The report is a joint project of the Sustainable Investments Institute, which provides impartial analysis to large institutional investors; Proxy Impact, a proxy voting service for sustainable and responsible investors; and As You Sow, a nonprofit group that advocates for environmental and social corporate responsibility.

It goes into more than 80 pages of details on the resolutions. The report was co-authored by Heidi Welsh, founding executive director of the Sustainable Investment Institute, and Michael Passoff, founder and CEO of Proxy Impact.

As expected, Welsh told Corporate Counsel, companies' "spending on elections and lobbying is still the biggest single issue."

She said one significant factor is that support levels for all the environment, social and governance proposals have continued to grow each year. As a result, she added, more companies are reaching agreements with shareholders before voting.

"More proposals are being withdrawn after agreements are reached than are going to a vote," Welsh said, "and that's a really significant shift."

Proponents have already withdrawn more proposals than they had last year at this time—78, compared with 71 in 2019 and 62 in 2018. Withdrawals generally indicate that the proponents and management have reached an agreement.

For example, investment management firm Arjuna Capital was able to reach deals with Mastercard Inc. and Starbucks Corp. over resolutions calling for disclosure of median gender and racial pay equity resolutions, and those resolutions were withdrawn. Citigroup Inc. reached such an agreement in 2019.

Arjuna said other companies considering median gender pay equity resolutions in 2020 include Adobe Inc., Alphabet Inc./Google, Amazon.com Inc., Facebook Inc., Intel Corp., Microsoft Corp., American Express Co., Bank of America Corp., Bank of New York Mellon Corp., JPMorgan Chase & Co., and Wells Fargo & Co.

Arjuna managing partner Natasha Lamb said in a statement, "Median gender and racial pay equity is going to be a major issue in the 2020 shareholder season. … Investors view 'median pay,' 'equal pay,' and 'racial pay' gap disclosures as essential to not only measuring and managing pay equity, but as benchmarks to improved diversity in higher-paying jobs."

Corporate support for climate change has grown, Welsh said, because "the financial community is now seeing climate change as a risk and wants more disclosure" from the companies. "Any in-house corporate lawyer wants to know the risks and how to manage them," she added.

Welsh said one key trend over the "last couple years is the big increase in proposals asking companies to tie the range of sustainability metrics to executive pay, especially bonuses."

That trend holds true this year especially for pharmaceutical companies. "Proponents increasingly want specifics on the company's recipe for compensation," she explained.
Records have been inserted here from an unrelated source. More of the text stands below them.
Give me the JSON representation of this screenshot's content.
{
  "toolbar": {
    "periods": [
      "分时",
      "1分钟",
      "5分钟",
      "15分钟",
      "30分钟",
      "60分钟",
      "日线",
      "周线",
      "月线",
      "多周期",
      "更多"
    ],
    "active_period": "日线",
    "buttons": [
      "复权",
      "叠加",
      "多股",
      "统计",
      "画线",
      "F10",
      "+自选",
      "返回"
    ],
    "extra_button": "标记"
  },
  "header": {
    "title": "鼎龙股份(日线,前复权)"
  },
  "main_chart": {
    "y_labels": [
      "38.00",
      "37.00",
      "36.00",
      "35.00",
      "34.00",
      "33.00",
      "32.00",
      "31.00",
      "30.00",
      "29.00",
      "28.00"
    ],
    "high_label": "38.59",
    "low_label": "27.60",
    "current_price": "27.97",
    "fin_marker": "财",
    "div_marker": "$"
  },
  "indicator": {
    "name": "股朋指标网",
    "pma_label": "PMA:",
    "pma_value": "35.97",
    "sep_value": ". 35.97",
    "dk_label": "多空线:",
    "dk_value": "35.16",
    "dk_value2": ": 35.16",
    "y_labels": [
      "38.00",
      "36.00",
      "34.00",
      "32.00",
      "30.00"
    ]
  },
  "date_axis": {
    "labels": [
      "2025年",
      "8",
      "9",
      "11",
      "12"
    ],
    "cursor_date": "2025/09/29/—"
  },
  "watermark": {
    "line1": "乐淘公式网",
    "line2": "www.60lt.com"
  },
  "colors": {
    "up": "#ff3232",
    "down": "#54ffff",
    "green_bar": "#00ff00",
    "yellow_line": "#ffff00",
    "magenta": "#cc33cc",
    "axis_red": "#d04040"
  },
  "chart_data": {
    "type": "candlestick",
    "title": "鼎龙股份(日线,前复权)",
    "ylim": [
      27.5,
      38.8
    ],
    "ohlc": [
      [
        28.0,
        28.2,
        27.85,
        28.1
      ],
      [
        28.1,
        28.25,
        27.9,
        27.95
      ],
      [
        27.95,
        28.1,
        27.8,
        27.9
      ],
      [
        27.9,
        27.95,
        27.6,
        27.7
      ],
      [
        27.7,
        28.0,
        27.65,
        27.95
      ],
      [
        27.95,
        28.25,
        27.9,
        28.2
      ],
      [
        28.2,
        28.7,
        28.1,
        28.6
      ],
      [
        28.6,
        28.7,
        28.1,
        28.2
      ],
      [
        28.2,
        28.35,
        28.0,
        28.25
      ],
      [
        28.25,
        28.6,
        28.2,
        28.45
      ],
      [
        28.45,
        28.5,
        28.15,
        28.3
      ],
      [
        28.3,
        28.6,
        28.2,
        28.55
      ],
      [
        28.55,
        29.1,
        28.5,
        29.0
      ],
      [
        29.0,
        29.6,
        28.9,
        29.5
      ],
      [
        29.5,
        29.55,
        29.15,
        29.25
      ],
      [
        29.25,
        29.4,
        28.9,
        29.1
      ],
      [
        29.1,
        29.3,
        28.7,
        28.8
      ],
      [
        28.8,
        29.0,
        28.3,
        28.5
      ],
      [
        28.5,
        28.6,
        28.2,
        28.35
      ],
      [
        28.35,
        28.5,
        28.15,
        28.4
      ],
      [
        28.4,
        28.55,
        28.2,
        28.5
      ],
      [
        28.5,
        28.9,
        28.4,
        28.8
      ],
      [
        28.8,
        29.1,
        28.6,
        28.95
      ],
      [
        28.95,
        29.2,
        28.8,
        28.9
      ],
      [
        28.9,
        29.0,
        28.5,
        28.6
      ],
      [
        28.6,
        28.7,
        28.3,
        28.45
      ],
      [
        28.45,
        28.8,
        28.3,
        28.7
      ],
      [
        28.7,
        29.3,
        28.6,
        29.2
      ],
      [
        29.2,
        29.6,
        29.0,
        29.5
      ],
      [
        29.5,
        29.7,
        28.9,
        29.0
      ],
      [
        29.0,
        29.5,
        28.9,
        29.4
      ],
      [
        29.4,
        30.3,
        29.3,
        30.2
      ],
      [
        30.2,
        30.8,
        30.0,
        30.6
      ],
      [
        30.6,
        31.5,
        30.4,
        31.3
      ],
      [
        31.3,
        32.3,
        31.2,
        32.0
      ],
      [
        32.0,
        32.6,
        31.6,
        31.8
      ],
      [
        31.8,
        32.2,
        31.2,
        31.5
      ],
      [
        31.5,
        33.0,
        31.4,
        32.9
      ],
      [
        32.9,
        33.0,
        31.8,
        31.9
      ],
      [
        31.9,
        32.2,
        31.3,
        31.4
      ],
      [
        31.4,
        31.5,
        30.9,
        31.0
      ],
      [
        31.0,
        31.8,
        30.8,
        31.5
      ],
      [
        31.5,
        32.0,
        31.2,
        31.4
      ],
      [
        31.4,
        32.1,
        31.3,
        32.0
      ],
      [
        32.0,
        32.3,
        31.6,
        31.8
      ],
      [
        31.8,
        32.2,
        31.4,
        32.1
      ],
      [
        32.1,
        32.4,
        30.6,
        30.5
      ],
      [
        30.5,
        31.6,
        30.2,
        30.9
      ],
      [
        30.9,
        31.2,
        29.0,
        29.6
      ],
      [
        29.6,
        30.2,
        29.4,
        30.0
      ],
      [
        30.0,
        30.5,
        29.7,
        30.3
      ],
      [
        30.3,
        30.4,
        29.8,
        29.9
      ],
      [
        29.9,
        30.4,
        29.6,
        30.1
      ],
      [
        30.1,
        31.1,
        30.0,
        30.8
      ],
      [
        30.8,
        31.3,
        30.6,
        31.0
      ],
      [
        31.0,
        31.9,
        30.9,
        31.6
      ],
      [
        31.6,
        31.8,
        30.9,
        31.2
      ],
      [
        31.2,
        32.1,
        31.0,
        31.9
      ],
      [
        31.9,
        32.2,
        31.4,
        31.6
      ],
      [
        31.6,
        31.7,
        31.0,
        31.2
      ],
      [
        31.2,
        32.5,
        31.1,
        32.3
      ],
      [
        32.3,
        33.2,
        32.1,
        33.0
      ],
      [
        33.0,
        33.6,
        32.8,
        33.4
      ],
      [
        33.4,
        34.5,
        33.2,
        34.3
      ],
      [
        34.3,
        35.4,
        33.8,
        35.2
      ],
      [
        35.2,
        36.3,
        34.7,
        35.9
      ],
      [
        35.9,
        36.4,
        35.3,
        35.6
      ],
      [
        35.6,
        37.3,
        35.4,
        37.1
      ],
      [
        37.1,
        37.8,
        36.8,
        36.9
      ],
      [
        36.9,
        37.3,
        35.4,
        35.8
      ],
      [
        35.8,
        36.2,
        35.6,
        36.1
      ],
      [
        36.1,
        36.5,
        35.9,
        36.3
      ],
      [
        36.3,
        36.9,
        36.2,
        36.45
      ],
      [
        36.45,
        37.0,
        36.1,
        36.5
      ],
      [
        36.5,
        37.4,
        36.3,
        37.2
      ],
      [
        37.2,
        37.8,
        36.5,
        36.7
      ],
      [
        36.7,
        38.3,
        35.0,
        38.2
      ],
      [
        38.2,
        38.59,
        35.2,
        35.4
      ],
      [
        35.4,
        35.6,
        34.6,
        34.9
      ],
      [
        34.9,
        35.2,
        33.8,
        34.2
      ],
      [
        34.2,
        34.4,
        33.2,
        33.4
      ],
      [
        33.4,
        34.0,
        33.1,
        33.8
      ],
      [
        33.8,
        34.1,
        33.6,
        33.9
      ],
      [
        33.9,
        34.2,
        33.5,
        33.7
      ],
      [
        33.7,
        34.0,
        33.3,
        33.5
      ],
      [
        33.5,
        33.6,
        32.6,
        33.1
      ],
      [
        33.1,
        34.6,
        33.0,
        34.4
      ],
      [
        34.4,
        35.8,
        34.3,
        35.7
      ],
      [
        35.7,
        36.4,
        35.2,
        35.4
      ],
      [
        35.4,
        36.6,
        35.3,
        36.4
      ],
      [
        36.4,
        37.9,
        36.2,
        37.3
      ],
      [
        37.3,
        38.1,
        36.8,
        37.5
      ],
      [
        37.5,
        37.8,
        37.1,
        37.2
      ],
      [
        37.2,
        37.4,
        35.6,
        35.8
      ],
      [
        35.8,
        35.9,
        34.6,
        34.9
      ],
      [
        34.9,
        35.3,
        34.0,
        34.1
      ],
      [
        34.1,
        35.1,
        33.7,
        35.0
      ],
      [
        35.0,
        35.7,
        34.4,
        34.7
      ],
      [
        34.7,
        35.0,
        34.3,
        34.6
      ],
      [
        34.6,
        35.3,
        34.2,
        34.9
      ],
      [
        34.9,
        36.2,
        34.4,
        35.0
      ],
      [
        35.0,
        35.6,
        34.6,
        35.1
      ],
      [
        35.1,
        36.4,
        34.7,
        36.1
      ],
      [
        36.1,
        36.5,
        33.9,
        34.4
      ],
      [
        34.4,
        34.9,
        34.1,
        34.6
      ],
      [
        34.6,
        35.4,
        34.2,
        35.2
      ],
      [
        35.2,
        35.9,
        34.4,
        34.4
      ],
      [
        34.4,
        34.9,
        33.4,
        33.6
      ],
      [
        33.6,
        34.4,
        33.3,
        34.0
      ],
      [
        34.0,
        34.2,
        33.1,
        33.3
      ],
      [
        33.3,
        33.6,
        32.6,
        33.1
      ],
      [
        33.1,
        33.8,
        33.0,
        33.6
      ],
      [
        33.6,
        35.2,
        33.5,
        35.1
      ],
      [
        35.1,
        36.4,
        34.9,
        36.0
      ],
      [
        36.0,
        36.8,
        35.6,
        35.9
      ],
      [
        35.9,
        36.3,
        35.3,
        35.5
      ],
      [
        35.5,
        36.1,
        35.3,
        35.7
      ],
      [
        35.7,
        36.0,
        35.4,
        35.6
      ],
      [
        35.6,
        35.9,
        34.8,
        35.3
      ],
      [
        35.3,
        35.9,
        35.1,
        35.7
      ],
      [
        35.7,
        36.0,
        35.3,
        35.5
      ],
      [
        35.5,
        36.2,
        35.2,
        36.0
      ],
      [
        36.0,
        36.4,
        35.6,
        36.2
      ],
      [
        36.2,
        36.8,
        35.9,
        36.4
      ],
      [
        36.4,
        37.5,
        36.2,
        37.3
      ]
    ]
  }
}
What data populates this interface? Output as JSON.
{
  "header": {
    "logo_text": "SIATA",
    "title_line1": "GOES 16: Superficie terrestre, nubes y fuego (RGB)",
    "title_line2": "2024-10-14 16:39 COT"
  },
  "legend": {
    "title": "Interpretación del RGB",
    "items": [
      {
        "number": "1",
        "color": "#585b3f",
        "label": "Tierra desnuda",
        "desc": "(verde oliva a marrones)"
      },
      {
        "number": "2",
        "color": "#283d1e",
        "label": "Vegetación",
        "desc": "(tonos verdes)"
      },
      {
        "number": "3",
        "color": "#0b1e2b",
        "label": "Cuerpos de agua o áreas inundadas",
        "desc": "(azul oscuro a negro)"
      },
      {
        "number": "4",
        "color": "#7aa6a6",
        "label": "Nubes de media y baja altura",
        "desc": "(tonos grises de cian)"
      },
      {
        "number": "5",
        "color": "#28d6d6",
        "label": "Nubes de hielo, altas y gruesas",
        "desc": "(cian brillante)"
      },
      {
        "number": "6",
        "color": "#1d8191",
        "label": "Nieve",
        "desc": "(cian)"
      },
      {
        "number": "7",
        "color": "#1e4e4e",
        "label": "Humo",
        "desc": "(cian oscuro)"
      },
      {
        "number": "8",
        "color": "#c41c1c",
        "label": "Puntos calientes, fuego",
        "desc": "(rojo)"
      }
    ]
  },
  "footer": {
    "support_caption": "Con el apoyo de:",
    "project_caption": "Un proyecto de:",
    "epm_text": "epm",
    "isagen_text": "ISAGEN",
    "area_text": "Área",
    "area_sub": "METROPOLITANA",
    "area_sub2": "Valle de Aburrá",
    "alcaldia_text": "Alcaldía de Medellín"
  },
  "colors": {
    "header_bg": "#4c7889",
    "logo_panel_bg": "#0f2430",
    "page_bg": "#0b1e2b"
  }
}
The report says the U.S. Securities and Exchange Commission has allowed the omission of 26 proposals so far based on company challenges. Companies have lodged objections to at least 63 more that have yet to be decided.

The shareholder voting in 2020 is being seen as a test of companies' commitment to stakeholder capitalism, which includes customers, employees, suppliers and the community as well as shareholders. The concept was recently endorsed by the Business Roundtable and the World Economic Forum and could impact this year's voting.

"It sure sounds like a new era has dawned," said a statement from Andrew Behar, CEO of As You Sow. "But the 2020 proxy season will test if investors and companies will help define a new economic paradigm or if these endorsements are just empty words."

Behar also indicated that no one knows yet how the cloud of the coronavirus might impact this proxy season. "The coronavirus pandemic is causing border closings and promises to affect supply chains, which may lead to even more economic upheaval, especially for the most vulnerable communities," he said.

Several companies have already withdrawn their 2020 financial guidance statements.

As the spreading pandemic impacts boards of directors, the SEC has advised companies they can change the date and location of meetings as needed, or even hold virtual meetings, so long as proper notifications and filings are made.